RB
Gepubliceerd op donderdag 3 juli 2014
RB 2158
De weergave van dit artikel is misschien niet optimaal, omdat deze is overgenomen uit onze oudere databank.

Onvoldoende gewezen op risico's payrollconstructie

RCC 20 juni 2014, RB 2158, dossiernr. 2014/00365 (VPO)
Aanbeveling. Het betreft een uiting op de website www.vpo.nu. Daarin staat onder het kopje “Informatie opdrachtgevers” onder meer: “Wilt u goed en veilig gebruik maken van payrollen? Let op deze 10 tips! 1. Bedenk wat de behoefte is binnen uw organisatie. Is dat het wegnemen van administratieve lasten en juridische risico’s?
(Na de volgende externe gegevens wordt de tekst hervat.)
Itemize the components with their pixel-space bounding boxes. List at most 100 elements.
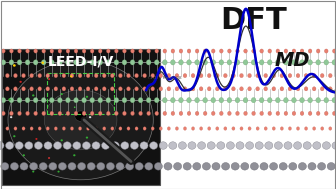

Kies dan voor payrollen. Is dat een behoefte aan werving en flexibiliteit? Kies dan voor uitzenden”. 2.Een via de website www.vpo.nu te downloaden leaflet. Daarin staat onder het kopje “Voordelen van payrolling” onder meer: “U besteedt uw personeelszaken uit. Dankzij payroll hoeft u zich geen zorgen meer te maken over zaken als arbeidscontracten, salarisadministratie of ziekteverzuim. Hierdoor kunt u zich volledig richten op het ondernemen zelf”. De klacht: vanaf 2013 zijn diverse rechterlijke uitspraken gedaan waarbij door de payrollconstructie is heen geprikt. Klager noemt er drie. Geoordeeld werd dat de payrollovereenkomst geen arbeids- of uitzendovereenkomst met het payrollbedrijf inhield. De Commissie acht de reclame-uitingen in strijd met artikel 7 NRC.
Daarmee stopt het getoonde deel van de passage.